Several dozen vehicles, including trucks and buses used for public transportation, were damaged by the explosion, according to a local resident of Djibo who spoke with AFP. According to a local resident who requested anonymity when speaking to a news agency, “The victims are mainly traders who were going to buy supplies in Ouagadougou and students who were returning to the capital for the next school year.”
The explosion comes after a series of assaults on major routes that link to the region’s two most important cities, Dori and Djibo. At the beginning of August, a double IED blast took place in the region, which resulted in the deaths of at least 15 soldiers. At least 86 citizens were slain by armed attackers in the town of Seytenga, which is located in the north of the country, in the month of June.
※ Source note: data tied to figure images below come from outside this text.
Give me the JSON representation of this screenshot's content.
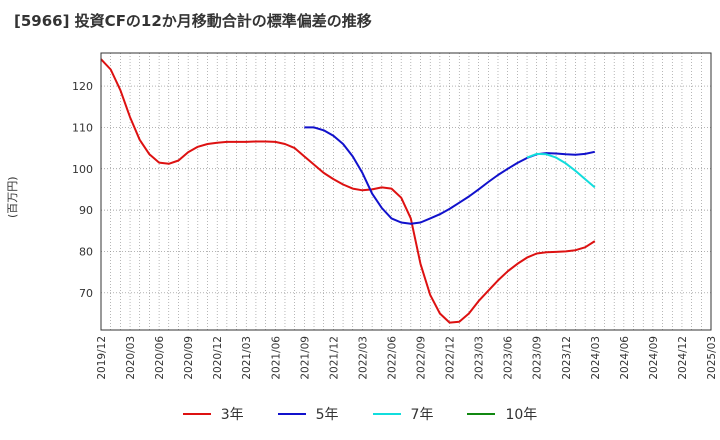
{
  "title": "[5966]  投資CFの12か月移動合計の標準偏差の推移",
  "ylabel": "(百万円)",
  "legend": [
    {
      "label": "3年",
      "color": "#dd1111"
    },
    {
      "label": "5年",
      "color": "#1111cc"
    },
    {
      "label": "7年",
      "color": "#11dddd"
    },
    {
      "label": "10年",
      "color": "#118811"
    }
  ],
  "chart_data": {
    "type": "line",
    "title": "[5966]  投資CFの12か月移動合計の標準偏差の推移",
    "ylabel": "(百万円)",
    "ylim": [
      61,
      128
    ],
    "y_ticks": [
      70,
      80,
      90,
      100,
      110,
      120
    ],
    "x_ticks": [
      "2019/12",
      "2020/03",
      "2020/06",
      "2020/09",
      "2020/12",
      "2021/03",
      "2021/06",
      "2021/09",
      "2021/12",
      "2022/03",
      "2022/06",
      "2022/09",
      "2022/12",
      "2023/03",
      "2023/06",
      "2023/09",
      "2023/12",
      "2024/03",
      "2024/06",
      "2024/09",
      "2024/12",
      "2025/03"
    ],
    "grid": true,
    "legend_position": "bottom",
    "series": [
      {
        "name": "3年",
        "color": "#dd1111",
        "x": [
          "2019/12",
          "2020/01",
          "2020/02",
          "2020/03",
          "2020/04",
          "2020/05",
          "2020/06",
          "2020/07",
          "2020/08",
          "2020/09",
          "2020/10",
          "2020/11",
          "2020/12",
          "2021/01",
          "2021/02",
          "2021/03",
          "2021/04",
          "2021/05",
          "2021/06",
          "2021/07",
          "2021/08",
          "2021/09",
          "2021/10",
          "2021/11",
          "2021/12",
          "2022/01",
          "2022/02",
          "2022/03",
          "2022/04",
          "2022/05",
          "2022/06",
          "2022/07",
          "2022/08",
          "2022/09",
          "2022/10",
          "2022/11",
          "2022/12",
          "2023/01",
          "2023/02",
          "2023/03",
          "2023/04",
          "2023/05",
          "2023/06",
          "2023/07",
          "2023/08",
          "2023/09",
          "2023/10",
          "2023/11",
          "2023/12",
          "2024/01",
          "2024/02",
          "2024/03"
        ],
        "values": [
          126.5,
          124,
          119,
          112.5,
          107,
          103.5,
          101.5,
          101.2,
          102,
          104,
          105.3,
          106,
          106.3,
          106.5,
          106.5,
          106.5,
          106.6,
          106.6,
          106.5,
          106,
          105,
          103,
          101,
          99,
          97.5,
          96.2,
          95.2,
          94.8,
          95,
          95.5,
          95.2,
          93,
          88,
          77,
          69.5,
          65,
          62.8,
          63,
          65,
          68,
          70.5,
          73,
          75.2,
          77,
          78.5,
          79.5,
          79.8,
          79.9,
          80,
          80.3,
          81,
          82.5
        ]
      },
      {
        "name": "5年",
        "color": "#1111cc",
        "x": [
          "2021/09",
          "2021/10",
          "2021/11",
          "2021/12",
          "2022/01",
          "2022/02",
          "2022/03",
          "2022/04",
          "2022/05",
          "2022/06",
          "2022/07",
          "2022/08",
          "2022/09",
          "2022/10",
          "2022/11",
          "2022/12",
          "2023/01",
          "2023/02",
          "2023/03",
          "2023/04",
          "2023/05",
          "2023/06",
          "2023/07",
          "2023/08",
          "2023/09",
          "2023/10",
          "2023/11",
          "2023/12",
          "2024/01",
          "2024/02",
          "2024/03"
        ],
        "values": [
          110,
          110,
          109.3,
          108,
          106,
          103,
          99,
          94,
          90.5,
          88,
          87,
          86.7,
          87,
          88,
          89,
          90.3,
          91.8,
          93.3,
          95,
          96.8,
          98.5,
          100,
          101.4,
          102.6,
          103.5,
          103.8,
          103.7,
          103.5,
          103.4,
          103.6,
          104.1
        ]
      },
      {
        "name": "7年",
        "color": "#11dddd",
        "x": [
          "2023/08",
          "2023/09",
          "2023/10",
          "2023/11",
          "2023/12",
          "2024/01",
          "2024/02",
          "2024/03"
        ],
        "values": [
          102.7,
          103.6,
          103.5,
          102.7,
          101.3,
          99.5,
          97.5,
          95.5
        ]
      },
      {
        "name": "10年",
        "color": "#118811",
        "x": [],
        "values": []
      }
    ]
  }
}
The military rulers of Burkina Faso have made combating armed groups in the country’s northern and eastern areas a key priority. The army has said that it has done “offensive activities” and has also started talking to some armed groups through religious and local leaders.
However, compared to Niger or Mali, where the security crisis was initially brought on by an ethnic separatist movement in the north in 2012, as well as the rise of various armed groups in the central border region, Burkina Faso has seen more attacks this year, according to the Armed Conflict Location and Event Data Project (ACLED). In Burkina Faso, the security crisis began in 2012 with an ethnic separatist movement in the north. This was followed by the rise of many armed groups in the country’s central border area.
Military leaders in Mali and Burkina Faso have agreed to strengthen their military partnership to combat armed groups, according to AFP, in a move that comes after Mali’s withdrawal from the regional G5 Sahel Joint Force, which took effect at the end of June, and the withdrawal of French troops from the country, which was completed in August. The action was taken in response to Mali’s departure from the G5 Sahel Joint Force, which became effective at the end of June. A mediator from the main group of states in the area, the Economic Community of West African States, has said in the past that Burkina Faso’s government only has control over 60% of the country’s land, even though there are 20 million people living there.
According to the Norwegian Refugee Council, severe food insecurity has almost doubled compared with 2021 in Burkina Faso as fields and cattle are abandoned as a result of the fighting that has been going on there.